Au lieu d’organiser cette grogne autour d’un plan d’actions et de revendications, les directions syndicales se sont également empressées de mettre le couvercle sur la marmite afin de ne pas envenimer les négociations sur les fins de carrière. Un calcul étrange puisqu’un tel mouvement aurait pu améliorer les rapports de forces. Mais les bureaucraties syndicales n’apprécient guère les mouvements spontanés à la base, difficilement contrôlable dès qu’ils prennent une certaine ampleur. Ainsi, la FGTB et la CSC ont salué les mesures gouvernementales comme « allant dans le bon sens » tout en se contentant, pour la forme, de pointer du doigts quelques insuffisances.

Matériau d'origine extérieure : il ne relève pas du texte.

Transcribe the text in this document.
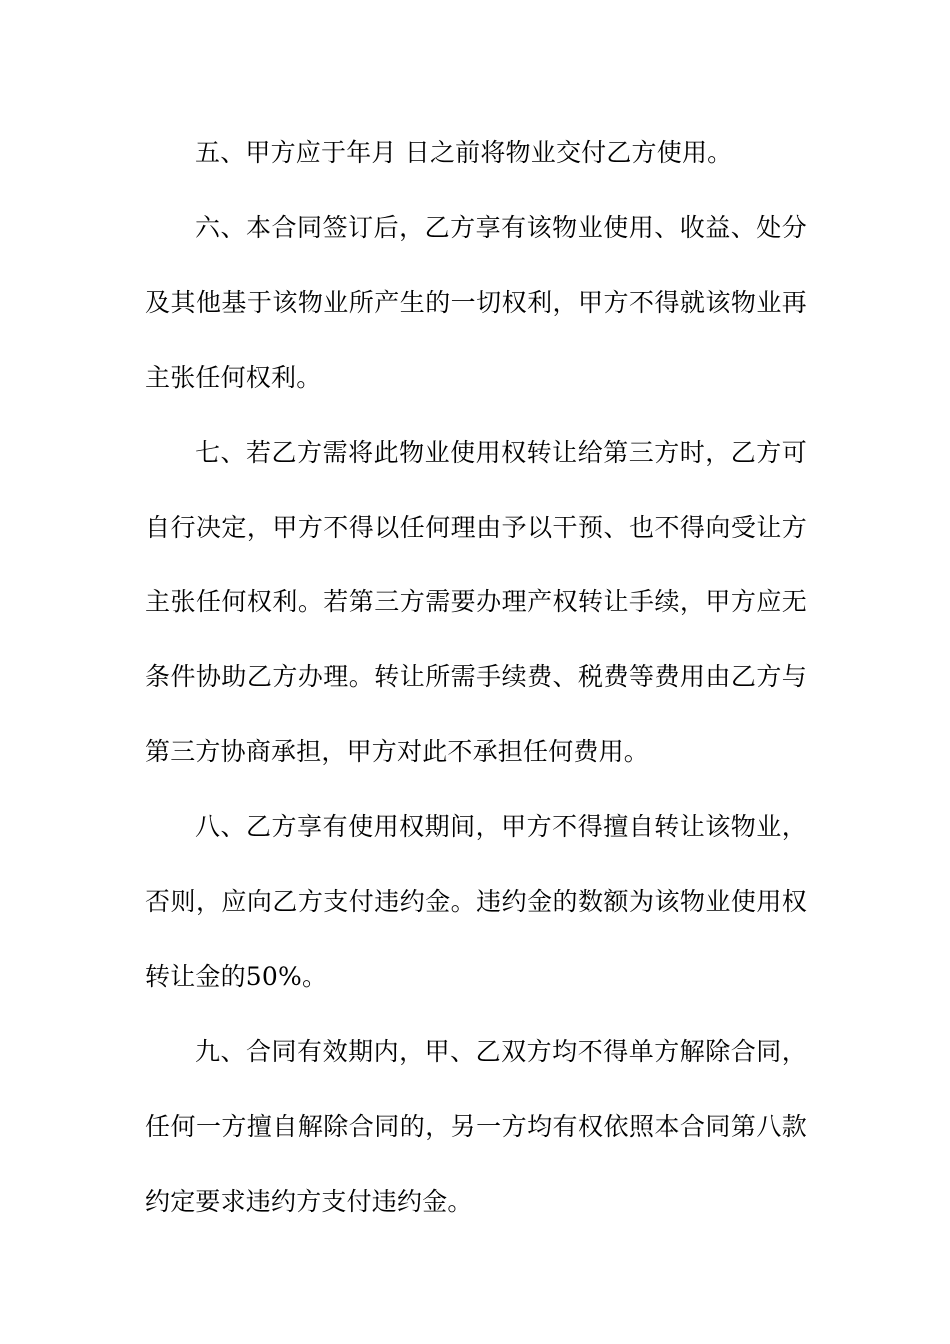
五、甲方应于年月 日之前将物业交付乙方使用。

六、本合同签订后，乙方享有该物业使用、收益、处分及其他基于该物业所产生的一切权利，甲方不得就该物业再主张任何权利。

七、若乙方需将此物业使用权转让给第三方时，乙方可自行决定，甲方不得以任何理由予以干预、也不得向受让方主张任何权利。若第三方需要办理产权转让手续，甲方应无条件协助乙方办理。转让所需手续费、税费等费用由乙方与第三方协商承担，甲方对此不承担任何费用。

八、乙方享有使用权期间，甲方不得擅自转让该物业，否则，应向乙方支付违约金。违约金的数额为该物业使用权转让金的50%。

九、合同有效期内，甲、乙双方均不得单方解除合同，任何一方擅自解除合同的，另一方均有权依照本合同第八款约定要求违约方支付违约金。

Loin d’aller « dans le bon sens », les mesures gouvernementales ne répondent en rien à la crise révélée par la hausse des produits pétroliers. Primo, la baisse de la TVA sur le fuel domestique n’est qu’une réduction « one shot », valable jusqu’en décembre 2006 seulement (quid d’un hiver long et rude ?). Ensuite, rien n’est prévu pour les travailleurs qui sont obligés d’utiliser un véhicule pour se rendre au travail et ce alors que depuis 1996 le carburant a été exclu de l’index santé. Enfin, c’est la collectivité qui supportera également l’augmentation du fonds mazout - distribué par les CPAS -  puisqu’il est principalement alimenté par les consommateurs. Loin de prendre des mesures structurelles, on a mis un petit doigt pour colmater la brèche béante de la perte de pouvoir d’achat des travailleurs liée à la hausse généralisée des prix et au quasi-blocage des salaires.

Un gouvernement au service du patronat 

Démontrant - si besoin est - où sont ses préférences et priorités, si les mesures en faveur des travailleurs sont bien maigres, ce n’est pas du tout le cas pour le patronat. Les bénéfices amassés par les multinationales pétrolières sont colossaux : plus de 53 milliards de dollars au premier semestre 2005, soit 42,67 milliards d’euros, et ils dépasseront certainement les 100 milliards à la fin de l’année. Comparée à la même période en 2004, la hausse de ces bénéfices est de 30%. Or, en se limitant à une baisse de la TVA, donc des recettes de l’Etat, on ne touche pas du tout à ces masses de profits qui iront tranquillement engraisser des actionnaires déjà forts repus.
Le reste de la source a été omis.